# vintage general electric resistor unit



## McClary’s Electrical (Feb 21, 2009)

jmalys said:


> Hello everyone! I'm a special effects artist in Florida. I have a little side project I've been working on for the past year. I have almost completed a replica of the 1950's time circuit hood box from Back to the Future 3. I've collected and replicated all the electrical components except for a vintage General Electric Resistor unit. I believe it's about 3 x 8 inches and made out of metal. It has 4 IRG resistors inside it's "cage". (The black coiled cord in the photo is not part of the unit) I was hoping someone might be able to give me some information on it and how I might go about finding one. Any help would be greatly appreciated! I would love to put this project to bed.


 

That's cool but resistors aren't sized by 6" X 8" like that.


----------



## Big John (May 23, 2010)

Your best bet would be either eBay or find old factories: These things are how they used to regulate power. We've got a ton of them in our old plants, but I don't think I've ever seen one that looks like what you need: Most of them are cylindrical and only contain a single element.

If I were you, I'd make it. You can get that perforated sheet metal at a hardware store.

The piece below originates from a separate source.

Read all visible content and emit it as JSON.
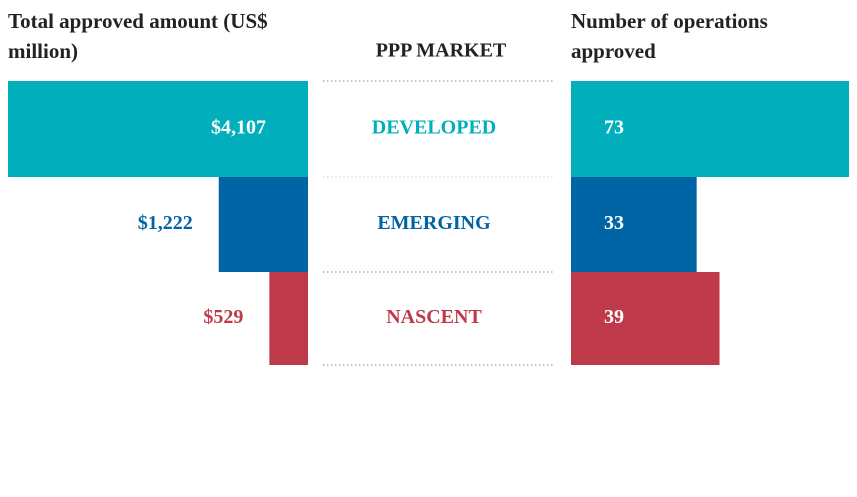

And oh, yeah: Post pictures! :thumbsup:

-John


----------



## guest (Feb 21, 2009)

I would try to contact the effects guys who put it together for the movies and see if they can steer you in the right direction.


----------



## miller_elex (Jan 25, 2008)

The big power resistors I've seen look like a lacquered carbon tube and snap in via clips, like paper-towel tube size.


----------



## Lone Crapshooter (Nov 8, 2008)

I have seen those resistors in GE 5KV Magna-Blast switchgear. I cannot tell you what circuit they are in right off but I have seen them. 
Check with some one who deals in old switchgear they should be able to help you. 
A word to the wise check with your banker first. Old switchgear parts are VERY VERY EXPENSIVE


----------



## Rockyd (Apr 22, 2007)

Call GE, they are really needing some good PR right now...They would probably give (or loan?) you something that may work. Heck, send them to this page


----------